Integrating the Machine Learning Framework to Decipher Ozone Control Strategies in Coastal Regions: From Seasonal Management to Source Interaction Effects.
Journal:
Environmental pollution (Barking, Essex : 1987)
Published Date:
Jul 2, 2026
Abstract
Ground-level ozone (O3) pollution poses escalating challenges to urban air quality management, yet the nonlinear mechanisms governing its formation in complex coastal environments remain insufficiently characterized. This study develops an interpretable machine learning framework integrating Extreme Gradient Boosting (XGBoost), SHapley Additive exPlanations (SHAP), and Positive Matrix Factorization (PMF) to conduct a comprehensive attribution analysis of O3 formation in Hong Kong from 2020 to 2024. Annual mean O3 concentrations increased by 8% over the study period, reaching a record high of 77.1 μg/m3 in 2024, with pronounced seasonal peaks in autumn (95.1 μg/m3 in October). SHAP-based attribution revealed that meteorological factors dominate O3 variability, contributing 62.2% of the total predictive importance, with surface solar radiation (SSR) identified as the primary modulator. A critical synergistic mechanism was identified: under high SSR level (> 18 MJ/m2), elevated particulate matter concentrations were associated with enhanced atmospheric oxidative capacity under light-enhanced heterogeneous reactions, corresponding to a nonlinear escalation of O3. Seasonal attribution further demonstrated that transport driven by wind governs spring O3 dynamics, while photochemical production dominates autumn exceedances and regional advection intensifies during winter. By integrating PMF-derived source profiles into the XGBoost model, this study overcomes the linear constraints of traditional ozone formation potential (OFP) methods.

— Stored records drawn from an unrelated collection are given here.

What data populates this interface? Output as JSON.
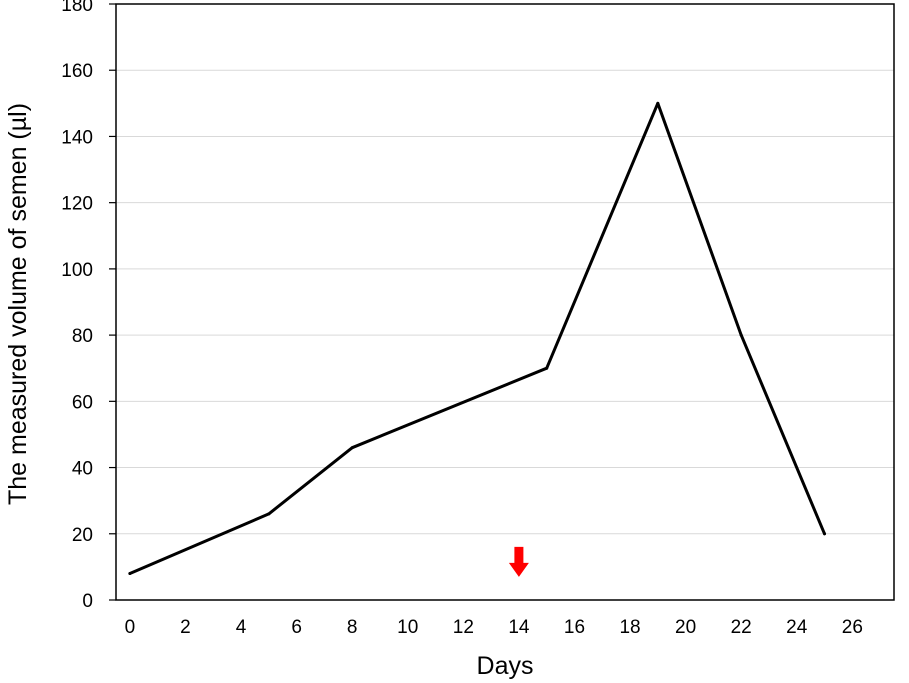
{
  "chart_data": {
    "type": "line",
    "xlabel": "Days",
    "ylabel": "The measured volume of semen (µl)",
    "xlim": [
      -0.5,
      27.5
    ],
    "ylim": [
      0,
      180
    ],
    "xticks": [
      0,
      2,
      4,
      6,
      8,
      10,
      12,
      14,
      16,
      18,
      20,
      22,
      24,
      26
    ],
    "yticks": [
      0,
      20,
      40,
      60,
      80,
      100,
      120,
      140,
      160,
      180
    ],
    "grid": "horizontal",
    "series": [
      {
        "color": "#000000",
        "x": [
          0,
          5,
          8,
          15,
          19,
          22,
          25
        ],
        "y": [
          8,
          26,
          46,
          70,
          150,
          80,
          20
        ]
      }
    ],
    "annotations": [
      {
        "type": "arrow-down",
        "x": 14,
        "y": 7,
        "color": "#ff0000"
      }
    ]
  }
}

The SHAP framework attributed 26.8% greater importance to secondary volatile organic compounds (VOCs) formation than OFP estimates, demonstrating that primary-reactivity-based approaches systematically underestimate secondary transformation pathways in oxidatively active coastal atmospheres. Solvent usage was identified as the dominant anthropogenic VOC source (25% contribution). Therefore, priority should be given to reducing reactive solvent-related VOCs from coating, printing, cleaning, and industrial solvent-use processes, together with coordinated control of industrial emissions to suppress source-level synergies in O3 formation. These findings provide a scientifically robust, mechanistically interpretable foundation for precision ozone mitigation strategies in the Guangdong-Hong Kong-Macao Greater Bay Area.